Qualcuno osservava che il giudice sarebbe stato costretto a rivolgersi più spesso ai periti, comportando un aggravio di spesa per le parti e un allungamento dei tempi giudiziari. È vero che la legge prevedeva la possibilità di proporre reclamo alla Corte di Appello contro la decisione del giudice ma era anche vero che questo rischiava di intasare le Corti di Appello già oberate di lavoro, oltre a dilatare ancora una volta i tempi del giudizio. E in questo genere di questioni la rapidità della decisione è essenziale per ridurre al minimo i danni che dalla separazione possono venire ai minori.

Altri punti fortemente contestati dalle donne erano quelli che stabilivano il venir meno dell’assegnazione della casa coniugale in caso l’assegnatario non abitasse o cessasse di abitare stabilmente nella casa familiare o convivesse more uxorio o contraesse nuovo matrimonio, come pure quello relativo all’assegno di mantenimento versato direttamente ai figli maggiorenni, “salvo diversa determinazione del giudice”.

La mediazione familiare fu un altro punto dolente. Mentre i promotori e i sostenitori della legge erano favorevoli ad una forma di MF obbligatoria, psicologi, psicoterapeuti e avvocati si mostrarono contrari tanto che, alla fine, si lasciò alla discrezionalità del giudice, sentite le parti ed ottenuto il loro consenso, di poter tentare una mediazione al fine di raggiungere un accordo.

È chiaro che così la mediazione familiare rimaneva un’ipotesi assolutamente residuale e nei fatti inapplicata.

La legge 54/2006, nonostante le forti critiche ricevute, ha avuto comunque l’indubbio pregio di sancire un giusto principio: i figli nascono da due genitori e devono continuare ad avere due genitori anche quando c’è una separazione, come pure continuare a mantenere rapporti continuativi con ciascun ramo genitoriale.

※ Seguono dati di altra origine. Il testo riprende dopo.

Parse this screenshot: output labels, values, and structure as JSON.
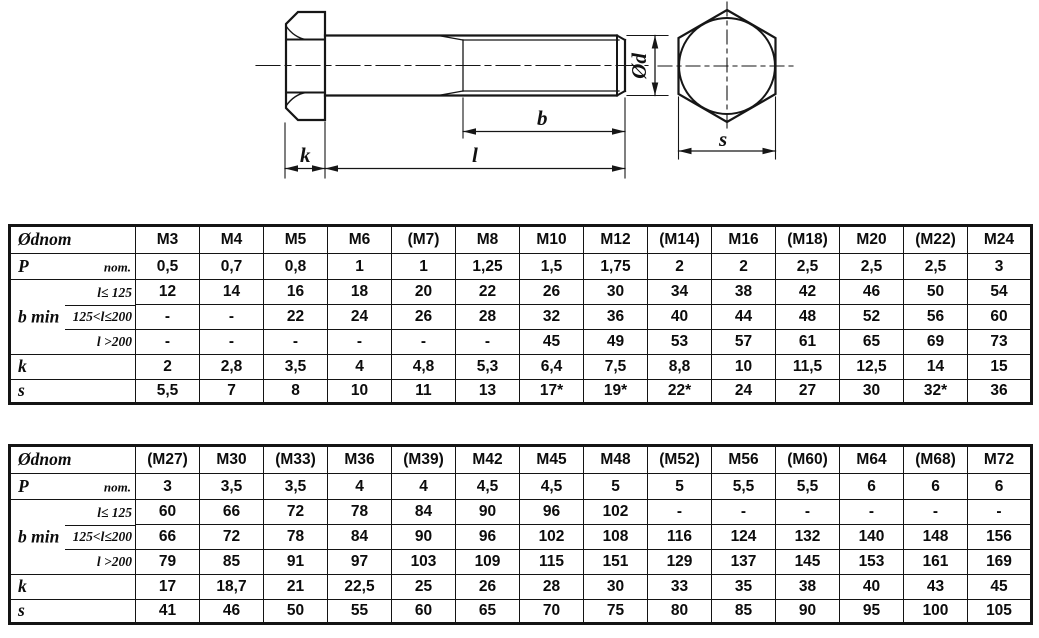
{
  "drawing": {
    "labels": {
      "k": "k",
      "l": "l",
      "b": "b",
      "d": "Ød",
      "s": "s"
    }
  },
  "row_headers": {
    "diameter": "Ødnom",
    "pitch": "P",
    "pitch_unit": "nom.",
    "b_min": "b min",
    "b_cond1": "l≤ 125",
    "b_cond2": "125<l≤200",
    "b_cond3": "l >200",
    "k": "k",
    "s": "s"
  },
  "tables": [
    {
      "columns": [
        "M3",
        "M4",
        "M5",
        "M6",
        "(M7)",
        "M8",
        "M10",
        "M12",
        "(M14)",
        "M16",
        "(M18)",
        "M20",
        "(M22)",
        "M24"
      ],
      "p": [
        "0,5",
        "0,7",
        "0,8",
        "1",
        "1",
        "1,25",
        "1,5",
        "1,75",
        "2",
        "2",
        "2,5",
        "2,5",
        "2,5",
        "3"
      ],
      "b1": [
        "12",
        "14",
        "16",
        "18",
        "20",
        "22",
        "26",
        "30",
        "34",
        "38",
        "42",
        "46",
        "50",
        "54"
      ],
      "b2": [
        "-",
        "-",
        "22",
        "24",
        "26",
        "28",
        "32",
        "36",
        "40",
        "44",
        "48",
        "52",
        "56",
        "60"
      ],
      "b3": [
        "-",
        "-",
        "-",
        "-",
        "-",
        "-",
        "45",
        "49",
        "53",
        "57",
        "61",
        "65",
        "69",
        "73"
      ],
      "k": [
        "2",
        "2,8",
        "3,5",
        "4",
        "4,8",
        "5,3",
        "6,4",
        "7,5",
        "8,8",
        "10",
        "11,5",
        "12,5",
        "14",
        "15"
      ],
      "s": [
        "5,5",
        "7",
        "8",
        "10",
        "11",
        "13",
        "17*",
        "19*",
        "22*",
        "24",
        "27",
        "30",
        "32*",
        "36"
      ]
    },
    {
      "columns": [
        "(M27)",
        "M30",
        "(M33)",
        "M36",
        "(M39)",
        "M42",
        "M45",
        "M48",
        "(M52)",
        "M56",
        "(M60)",
        "M64",
        "(M68)",
        "M72"
      ],
      "p": [
        "3",
        "3,5",
        "3,5",
        "4",
        "4",
        "4,5",
        "4,5",
        "5",
        "5",
        "5,5",
        "5,5",
        "6",
        "6",
        "6"
      ],
      "b1": [
        "60",
        "66",
        "72",
        "78",
        "84",
        "90",
        "96",
        "102",
        "-",
        "-",
        "-",
        "-",
        "-",
        "-"
      ],
      "b2": [
        "66",
        "72",
        "78",
        "84",
        "90",
        "96",
        "102",
        "108",
        "116",
        "124",
        "132",
        "140",
        "148",
        "156"
      ],
      "b3": [
        "79",
        "85",
        "91",
        "97",
        "103",
        "109",
        "115",
        "151",
        "129",
        "137",
        "145",
        "153",
        "161",
        "169"
      ],
      "k": [
        "17",
        "18,7",
        "21",
        "22,5",
        "25",
        "26",
        "28",
        "30",
        "33",
        "35",
        "38",
        "40",
        "43",
        "45"
      ],
      "s": [
        "41",
        "46",
        "50",
        "55",
        "60",
        "65",
        "70",
        "75",
        "80",
        "85",
        "90",
        "95",
        "100",
        "105"
      ]
    }
  ]
}
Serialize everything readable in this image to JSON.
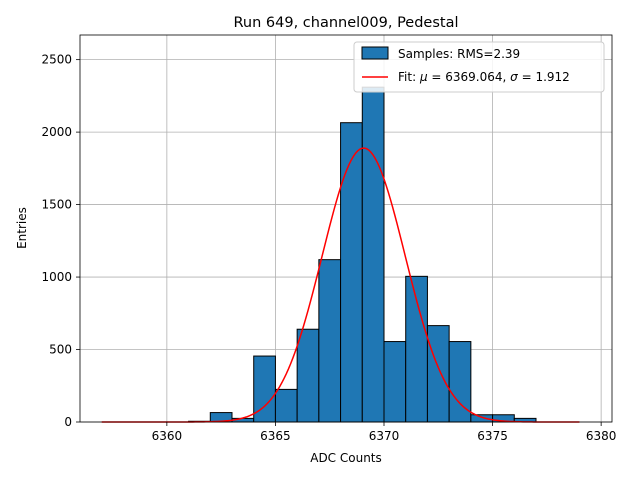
{
  "chart_data": {
    "type": "bar",
    "title": "Run 649, channel009, Pedestal",
    "xlabel": "ADC Counts",
    "ylabel": "Entries",
    "xlim": [
      6356,
      6380.5
    ],
    "ylim": [
      0,
      2670
    ],
    "xticks": [
      6360,
      6365,
      6370,
      6375,
      6380
    ],
    "yticks": [
      0,
      500,
      1000,
      1500,
      2000,
      2500
    ],
    "grid": true,
    "legend_position": "top-right",
    "legend": {
      "samples_label": "Samples: RMS=2.39",
      "fit_label_prefix": "Fit: ",
      "fit_mu_symbol": "μ",
      "fit_mu_value": " = 6369.064, ",
      "fit_sigma_symbol": "σ",
      "fit_sigma_value": " = 1.912"
    },
    "histogram": {
      "name": "Samples",
      "bin_width": 1,
      "bin_edges_start": [
        6361,
        6362,
        6363,
        6364,
        6365,
        6366,
        6367,
        6368,
        6369,
        6370,
        6371,
        6372,
        6373,
        6374,
        6375,
        6376
      ],
      "counts": [
        5,
        65,
        25,
        455,
        225,
        640,
        1120,
        2065,
        2310,
        555,
        1005,
        665,
        555,
        50,
        50,
        25
      ],
      "color": "#1f77b4",
      "edge_color": "#000000"
    },
    "fit": {
      "name": "Fit",
      "type": "gaussian",
      "mu": 6369.064,
      "sigma": 1.912,
      "amplitude": 1890,
      "x_range": [
        6357,
        6379
      ],
      "color": "#ff0000"
    }
  }
}
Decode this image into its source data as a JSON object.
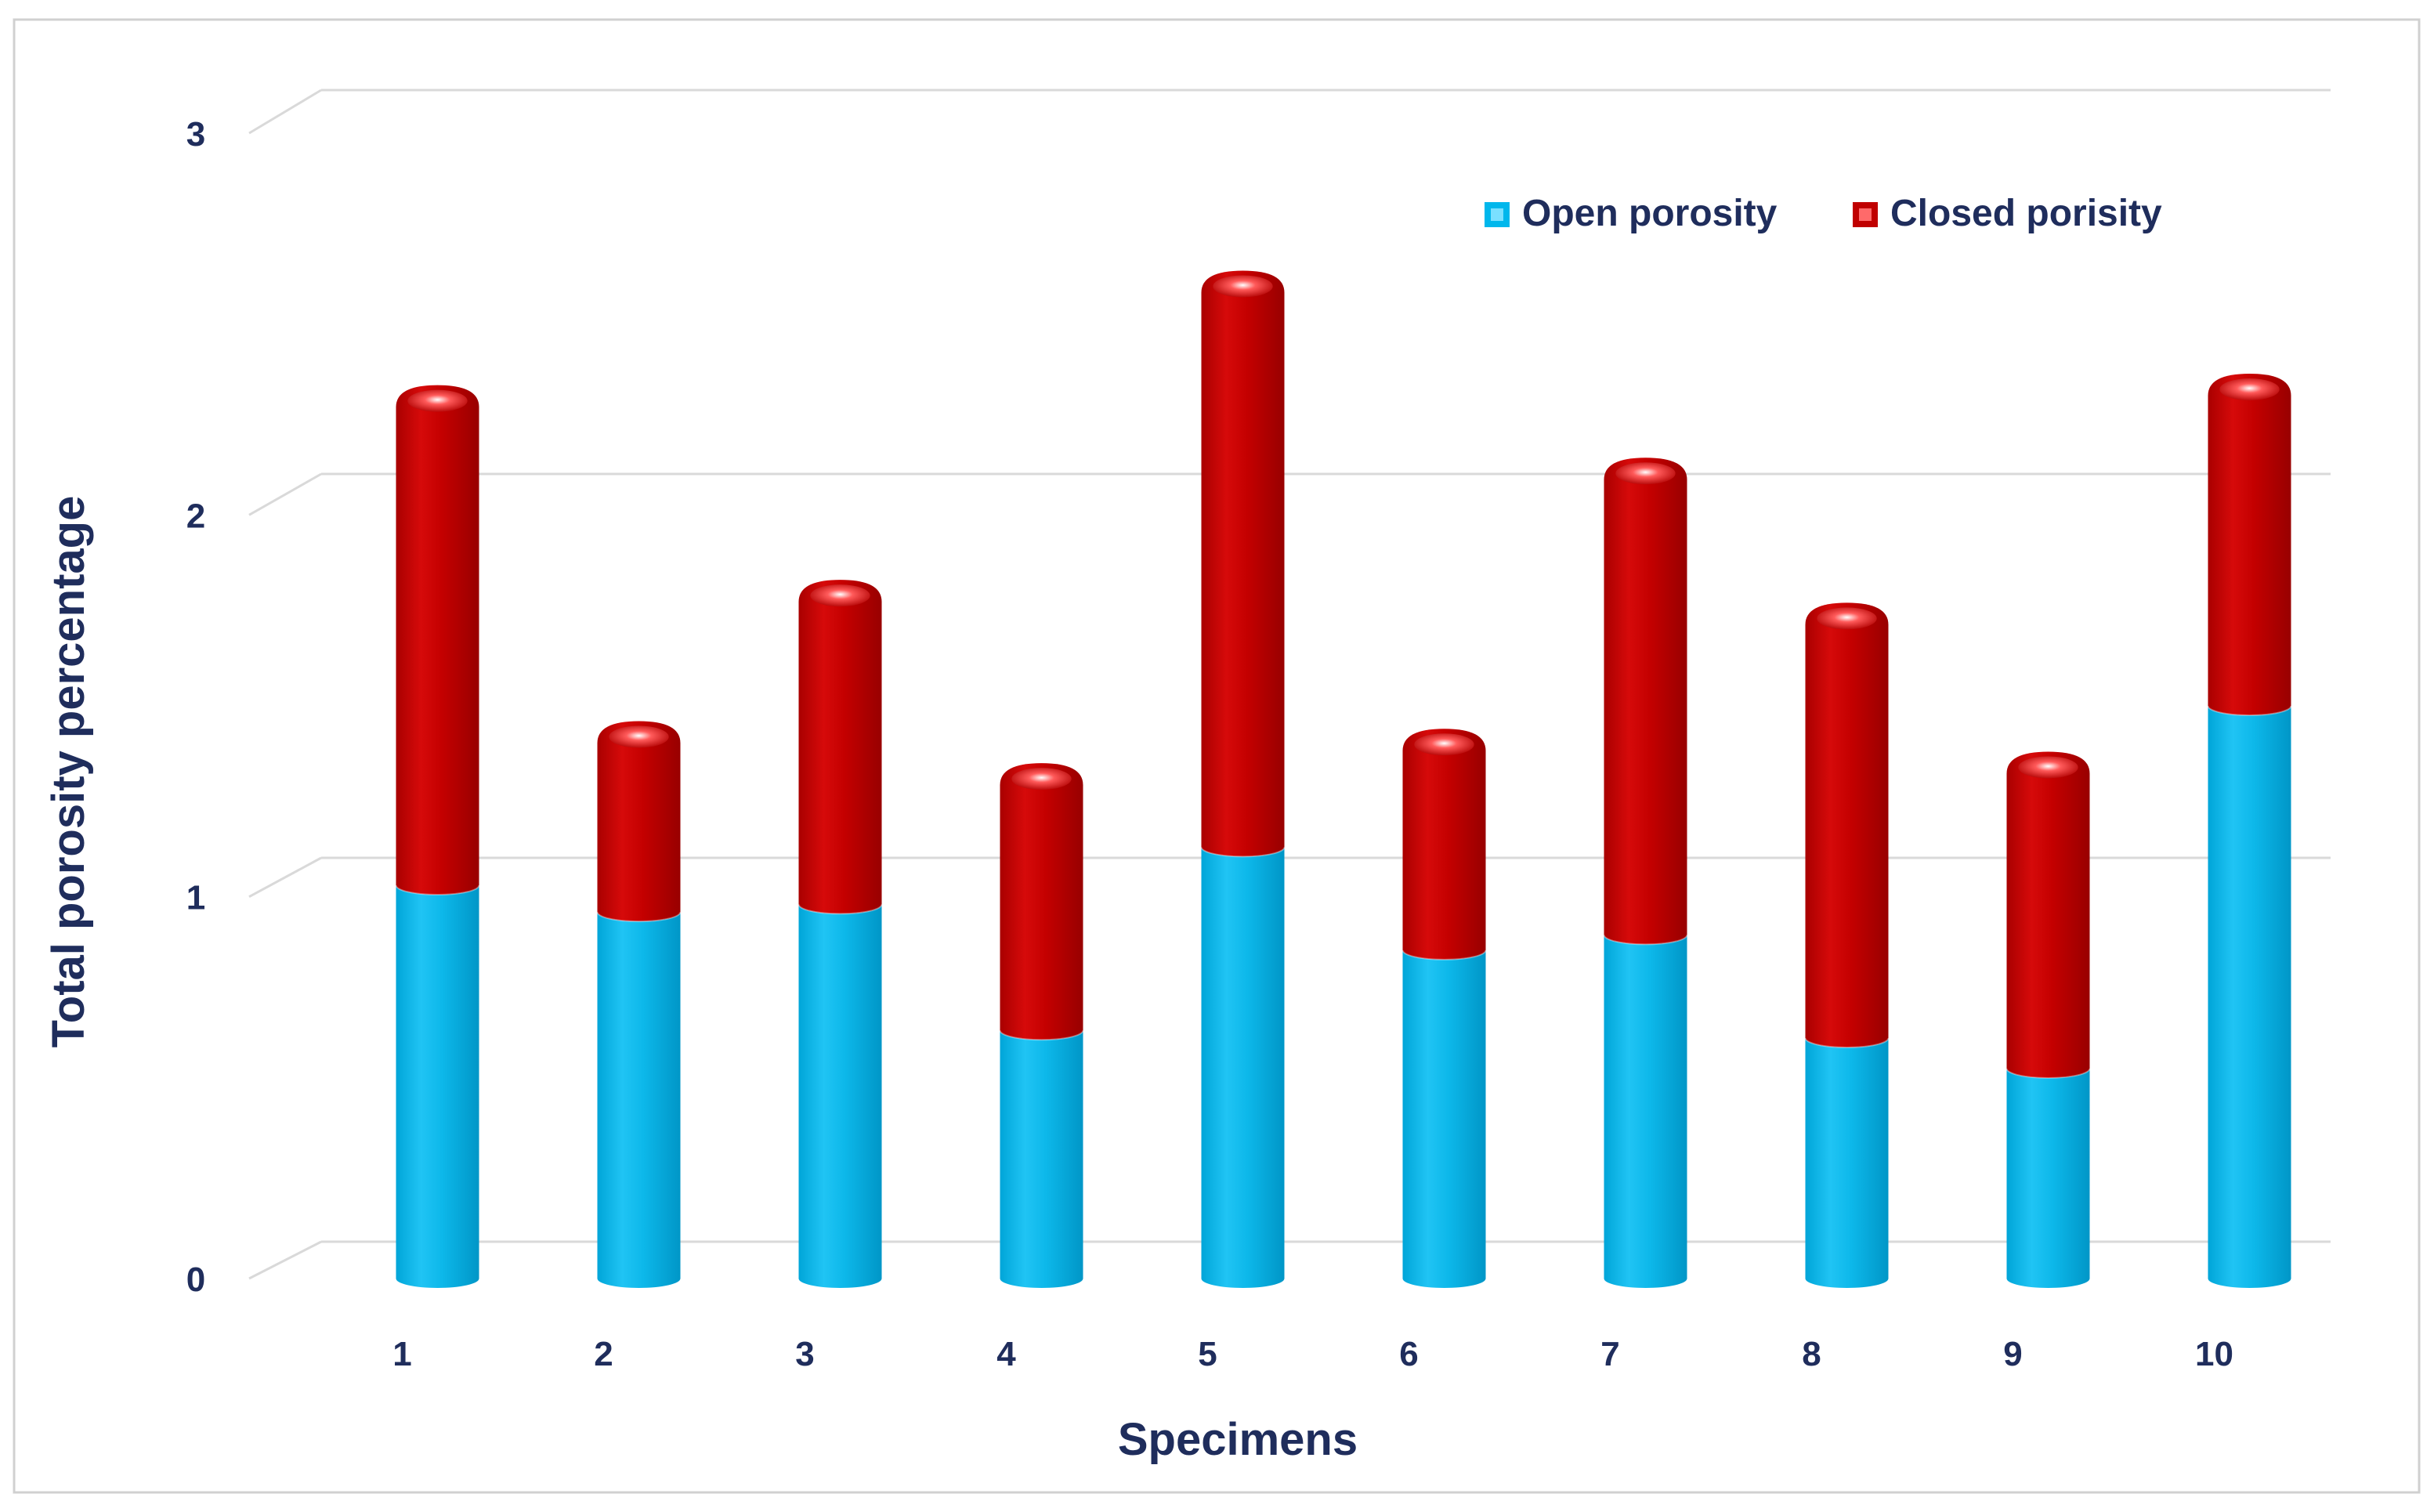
{
  "chart_data": {
    "type": "bar",
    "stacked": true,
    "style": "3d-cylinder",
    "title": "",
    "xlabel": "Specimens",
    "ylabel": "Total porosity percentage",
    "ylim": [
      0,
      3
    ],
    "yticks": [
      0,
      1,
      2,
      3
    ],
    "ytick_labels": [
      "0",
      "1",
      "2",
      "3"
    ],
    "grid": true,
    "legend_position": "top-right",
    "categories": [
      "1",
      "2",
      "3",
      "4",
      "5",
      "6",
      "7",
      "8",
      "9",
      "10"
    ],
    "series": [
      {
        "name": "Open porosity",
        "color": "#00b7ec",
        "values": [
          1.03,
          0.96,
          0.98,
          0.65,
          1.13,
          0.86,
          0.9,
          0.63,
          0.55,
          1.5
        ]
      },
      {
        "name": "Closed porisity",
        "color": "#c00000",
        "values": [
          1.31,
          0.5,
          0.85,
          0.7,
          1.51,
          0.58,
          1.25,
          1.14,
          0.83,
          0.87
        ]
      }
    ]
  },
  "colors": {
    "text": "#1f2d5c",
    "grid": "#d9d9d9",
    "frame": "#d0d0d0"
  }
}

Era finalmente passato il principio che non poteva esserci di fronte alla legge un genitore più importante dell’altro ma l’inapplicazione sostanziale e lo stravolgimento della norma da parte della Magistratura ci ha necessariamente portati oggi a dover rimetter mano alla norma, ricordando al Legislatore che i provvedimenti che saranno presi non potranno basarsi sul “buon senso” delle persone. Non crediamo che, ad esempio, il Legislatore renderebbe libero il possesso di armi augurandosi che “il buon senso” prevalga e che nessuno pensi di usare la sua arma impropriamente.

Serve lungimiranza e prevedere le conseguenze. Perché nel Diritto di Famiglia questo non avviene

 Chiudo con una domanda: anche agli assassini è data una seconda chance di vita, una volta scontata la pena in carcere… perché agli ex coniugi no?